After my first semester of college, I sat down and re-evaluated my life and my career choices. I thought about everything that I enjoyed about science — learning, researching and most importantly, communicating the science. I loved telling my family and friends about the thing I was doing in my chemistry class. When I came upon this discovery, I thought about my dream in middle school — journalism. I thought long and hard about how I would make journalism a valuable and sustainable career choice, and I thought about science journalism. I was immediately sold.

At the end of my first semester of college, I switched my major from engineering to journalism.

I took my first few journalism courses and fell in love. It felt right.  Say what you will about reporters and the current state of the media in today’s society — I’ve heard it all. But, when you’re in school, professors ingrain the value of truth, facts, and reporting the world around you. I always hesitate to tell people I meet that I’m a journalism major because of how people will react; I’ve gotten both negative and positive reactions. I hope that my generation of journalism graduates can change the opinion of reporters in the public’s eye.
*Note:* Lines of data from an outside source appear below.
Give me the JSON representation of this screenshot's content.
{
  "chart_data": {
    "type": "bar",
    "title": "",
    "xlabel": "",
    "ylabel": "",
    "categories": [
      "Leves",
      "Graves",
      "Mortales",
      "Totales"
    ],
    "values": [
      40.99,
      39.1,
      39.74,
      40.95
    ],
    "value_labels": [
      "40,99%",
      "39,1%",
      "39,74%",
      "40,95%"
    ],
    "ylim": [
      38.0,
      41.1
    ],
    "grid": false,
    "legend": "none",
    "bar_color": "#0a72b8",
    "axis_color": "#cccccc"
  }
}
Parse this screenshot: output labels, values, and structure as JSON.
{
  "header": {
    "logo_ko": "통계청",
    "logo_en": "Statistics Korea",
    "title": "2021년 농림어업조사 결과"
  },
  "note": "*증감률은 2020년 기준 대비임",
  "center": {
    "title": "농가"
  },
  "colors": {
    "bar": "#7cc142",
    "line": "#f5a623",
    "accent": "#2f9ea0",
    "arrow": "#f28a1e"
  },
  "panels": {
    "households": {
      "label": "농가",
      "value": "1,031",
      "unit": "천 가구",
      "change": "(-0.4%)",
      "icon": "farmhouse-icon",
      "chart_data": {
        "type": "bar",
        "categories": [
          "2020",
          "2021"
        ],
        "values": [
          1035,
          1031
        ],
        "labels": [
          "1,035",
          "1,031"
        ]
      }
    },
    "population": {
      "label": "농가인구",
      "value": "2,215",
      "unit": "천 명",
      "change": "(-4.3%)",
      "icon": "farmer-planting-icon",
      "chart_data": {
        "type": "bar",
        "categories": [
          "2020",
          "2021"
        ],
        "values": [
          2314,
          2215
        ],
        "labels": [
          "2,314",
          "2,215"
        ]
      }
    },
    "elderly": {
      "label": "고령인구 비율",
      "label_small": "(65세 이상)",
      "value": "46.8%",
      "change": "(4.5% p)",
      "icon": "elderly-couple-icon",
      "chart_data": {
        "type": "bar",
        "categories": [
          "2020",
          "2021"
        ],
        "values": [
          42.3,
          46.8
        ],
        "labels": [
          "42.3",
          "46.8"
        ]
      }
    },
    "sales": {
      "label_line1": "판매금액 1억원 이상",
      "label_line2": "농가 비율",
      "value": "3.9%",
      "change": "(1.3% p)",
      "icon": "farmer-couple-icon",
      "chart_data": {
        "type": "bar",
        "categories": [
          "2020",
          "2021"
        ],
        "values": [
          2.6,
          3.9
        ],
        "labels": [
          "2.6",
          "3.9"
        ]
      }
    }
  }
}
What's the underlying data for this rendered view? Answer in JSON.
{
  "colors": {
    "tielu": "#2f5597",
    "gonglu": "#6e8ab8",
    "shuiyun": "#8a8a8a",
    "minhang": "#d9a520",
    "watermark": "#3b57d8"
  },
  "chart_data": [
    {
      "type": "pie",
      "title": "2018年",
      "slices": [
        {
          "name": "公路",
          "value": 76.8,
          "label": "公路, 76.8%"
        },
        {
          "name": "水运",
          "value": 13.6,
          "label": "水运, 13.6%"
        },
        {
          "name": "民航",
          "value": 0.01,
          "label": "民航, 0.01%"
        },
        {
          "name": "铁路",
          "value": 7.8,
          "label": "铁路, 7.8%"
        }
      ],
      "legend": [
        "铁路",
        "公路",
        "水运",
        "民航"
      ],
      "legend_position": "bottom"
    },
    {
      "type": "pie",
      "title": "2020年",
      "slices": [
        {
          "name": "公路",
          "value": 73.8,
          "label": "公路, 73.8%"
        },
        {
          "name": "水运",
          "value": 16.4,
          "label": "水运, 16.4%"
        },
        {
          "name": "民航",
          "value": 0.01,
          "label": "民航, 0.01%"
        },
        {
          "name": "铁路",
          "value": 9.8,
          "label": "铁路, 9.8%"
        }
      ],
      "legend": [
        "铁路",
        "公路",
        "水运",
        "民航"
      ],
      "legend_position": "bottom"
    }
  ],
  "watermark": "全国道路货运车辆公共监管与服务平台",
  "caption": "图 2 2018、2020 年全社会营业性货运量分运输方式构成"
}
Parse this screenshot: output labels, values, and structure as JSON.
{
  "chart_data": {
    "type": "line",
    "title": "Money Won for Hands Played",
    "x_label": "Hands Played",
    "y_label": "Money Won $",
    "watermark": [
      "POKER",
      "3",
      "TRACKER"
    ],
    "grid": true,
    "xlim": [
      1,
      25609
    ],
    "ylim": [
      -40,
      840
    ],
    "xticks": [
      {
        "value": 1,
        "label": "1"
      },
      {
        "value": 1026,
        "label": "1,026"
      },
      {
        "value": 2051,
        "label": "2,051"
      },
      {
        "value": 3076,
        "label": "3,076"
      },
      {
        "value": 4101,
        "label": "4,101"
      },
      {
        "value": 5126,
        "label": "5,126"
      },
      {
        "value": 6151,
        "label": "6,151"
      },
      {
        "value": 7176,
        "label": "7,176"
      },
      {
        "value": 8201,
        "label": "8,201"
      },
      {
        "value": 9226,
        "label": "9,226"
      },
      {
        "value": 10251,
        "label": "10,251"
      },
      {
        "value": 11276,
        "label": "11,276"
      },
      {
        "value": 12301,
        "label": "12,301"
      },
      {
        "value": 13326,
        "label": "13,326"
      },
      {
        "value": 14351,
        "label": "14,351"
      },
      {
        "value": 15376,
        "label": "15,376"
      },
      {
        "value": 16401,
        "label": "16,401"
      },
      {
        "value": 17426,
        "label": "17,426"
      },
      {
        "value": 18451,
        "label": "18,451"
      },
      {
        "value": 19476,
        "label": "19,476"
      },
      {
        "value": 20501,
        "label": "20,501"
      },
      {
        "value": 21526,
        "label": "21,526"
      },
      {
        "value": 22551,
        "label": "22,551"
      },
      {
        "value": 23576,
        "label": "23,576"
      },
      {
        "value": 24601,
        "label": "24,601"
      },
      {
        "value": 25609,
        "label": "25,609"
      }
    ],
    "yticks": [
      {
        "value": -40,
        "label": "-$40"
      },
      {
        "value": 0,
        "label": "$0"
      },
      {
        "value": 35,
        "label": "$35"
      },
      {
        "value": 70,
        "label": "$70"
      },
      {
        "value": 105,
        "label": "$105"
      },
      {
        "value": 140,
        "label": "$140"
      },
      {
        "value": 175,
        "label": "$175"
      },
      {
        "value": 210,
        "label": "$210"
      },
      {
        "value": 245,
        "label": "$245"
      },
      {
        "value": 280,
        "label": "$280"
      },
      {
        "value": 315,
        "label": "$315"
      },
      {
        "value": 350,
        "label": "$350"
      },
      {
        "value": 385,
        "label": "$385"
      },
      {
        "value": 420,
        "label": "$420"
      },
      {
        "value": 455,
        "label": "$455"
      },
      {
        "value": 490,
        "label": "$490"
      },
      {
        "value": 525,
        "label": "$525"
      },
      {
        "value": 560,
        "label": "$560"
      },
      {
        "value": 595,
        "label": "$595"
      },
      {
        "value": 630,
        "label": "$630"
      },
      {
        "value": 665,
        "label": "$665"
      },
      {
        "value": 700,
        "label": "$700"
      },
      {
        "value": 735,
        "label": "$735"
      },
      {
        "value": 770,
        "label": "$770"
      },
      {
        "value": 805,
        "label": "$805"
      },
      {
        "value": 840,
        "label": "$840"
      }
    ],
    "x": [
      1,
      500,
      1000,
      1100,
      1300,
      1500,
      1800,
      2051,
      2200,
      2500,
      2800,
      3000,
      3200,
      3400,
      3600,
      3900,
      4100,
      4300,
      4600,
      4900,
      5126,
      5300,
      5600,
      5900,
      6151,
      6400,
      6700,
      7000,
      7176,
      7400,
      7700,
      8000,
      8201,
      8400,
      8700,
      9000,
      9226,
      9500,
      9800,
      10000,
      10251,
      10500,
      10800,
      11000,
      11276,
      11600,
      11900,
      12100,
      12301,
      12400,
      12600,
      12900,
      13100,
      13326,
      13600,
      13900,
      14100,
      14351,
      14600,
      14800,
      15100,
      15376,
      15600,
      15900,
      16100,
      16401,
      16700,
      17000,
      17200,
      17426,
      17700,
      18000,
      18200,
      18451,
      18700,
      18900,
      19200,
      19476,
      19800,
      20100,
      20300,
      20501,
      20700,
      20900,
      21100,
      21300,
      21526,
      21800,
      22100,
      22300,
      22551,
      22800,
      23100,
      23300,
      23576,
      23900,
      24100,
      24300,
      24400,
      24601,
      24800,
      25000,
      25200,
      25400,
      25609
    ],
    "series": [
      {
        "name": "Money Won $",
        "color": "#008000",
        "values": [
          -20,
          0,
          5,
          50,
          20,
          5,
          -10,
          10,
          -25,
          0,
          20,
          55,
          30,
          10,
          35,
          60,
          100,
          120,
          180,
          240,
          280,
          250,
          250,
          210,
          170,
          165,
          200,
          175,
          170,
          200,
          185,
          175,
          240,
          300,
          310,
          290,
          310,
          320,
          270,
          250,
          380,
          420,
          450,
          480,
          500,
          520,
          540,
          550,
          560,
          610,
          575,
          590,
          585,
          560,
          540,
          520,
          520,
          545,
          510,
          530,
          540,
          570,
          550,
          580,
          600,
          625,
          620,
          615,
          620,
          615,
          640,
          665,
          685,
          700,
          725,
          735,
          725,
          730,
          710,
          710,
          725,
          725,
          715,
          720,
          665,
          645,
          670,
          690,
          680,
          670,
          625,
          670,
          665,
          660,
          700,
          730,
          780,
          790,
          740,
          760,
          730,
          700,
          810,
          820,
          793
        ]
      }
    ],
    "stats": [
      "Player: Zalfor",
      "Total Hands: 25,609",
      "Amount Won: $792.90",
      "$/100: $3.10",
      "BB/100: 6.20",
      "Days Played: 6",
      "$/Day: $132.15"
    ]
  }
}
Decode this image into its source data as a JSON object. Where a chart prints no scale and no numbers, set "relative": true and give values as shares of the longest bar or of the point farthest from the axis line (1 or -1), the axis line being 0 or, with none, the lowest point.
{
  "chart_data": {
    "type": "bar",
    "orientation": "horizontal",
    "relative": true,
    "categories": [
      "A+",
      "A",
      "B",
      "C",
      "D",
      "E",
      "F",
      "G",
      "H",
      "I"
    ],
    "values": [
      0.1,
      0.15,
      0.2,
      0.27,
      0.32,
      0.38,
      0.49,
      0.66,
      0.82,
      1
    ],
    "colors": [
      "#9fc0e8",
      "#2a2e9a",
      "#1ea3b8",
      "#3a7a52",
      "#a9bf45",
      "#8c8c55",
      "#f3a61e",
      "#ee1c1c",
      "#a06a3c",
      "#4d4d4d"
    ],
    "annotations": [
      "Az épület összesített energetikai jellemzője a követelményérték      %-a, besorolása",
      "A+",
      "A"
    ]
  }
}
One of my dream jobs: Science journalist for the New York Times!

Being in journalism, especially science journalism, I’ve received opportunities that other people may never get. I’ve been able to interview top researchers in their field, visit their labs and offices, and write a story on them. I’ve been lucky enough to work at my university’s Steward Observatory working on a science education video production team, where I get to travel to telescopes, learn about astronomy and visit world-class laboratories. I’ve completed FOUR internships with NASA doing science communications! All because I’ve specialized in science journalism.

Science journalism is a very niche field of work.

People have told me that it is a “growing” field and branch of journalism. There’s so much science happening in the world and not enough people to report it. Journalism is important to scientists because it gets their work into the public eye, which is vital in receiving funding to continue their work. It’s important to the public because it teaches readers about the complicated or technical ways that the world works and the incredible things that are happening in labs around the planet.

Inside the Hubble Space Telescope control center, where I interned for eight months as a science communicator.

I fell in love with science journalism because I love science, I love learning new things, I love talking to scientists and engineers, I love traveling, I love writing. It’s that simple.

Have I convinced you to go into science journalism yet? If not, then I’ve done a terrible job of conveying how I feel. But I also understand that journalism, especially science journalism, isn’t for everyone.

My advice for anyone hoping to go into science journalism is to follow your passion. Learn about the science you’re interested in, talk to scientists, write your story, edit for factual errors (this is very important), and publish it! The easy part is finding a story to write, and it’s surprisingly simple to reach out to scientists and ask them for an interview. You’d be surprised at how lenient they are to aspiring student journalists. Publishing is a big scary process that I’m still working on myself. But whatever you do, don’t give up!

Video I produced for Hubble’s 28th anniversary plays in front of the space telescope’s control center!

If you’re not interested in science journalism, that’s okay, too. Just make sure that your career choice is something that you’re passionate about and interested in doing for the next forty years or so. Don’t let others, especially your family, bully you and tell you that what you want to do isn’t possible or a reliable career choice. You will make it happen if you really want it. I believe in you.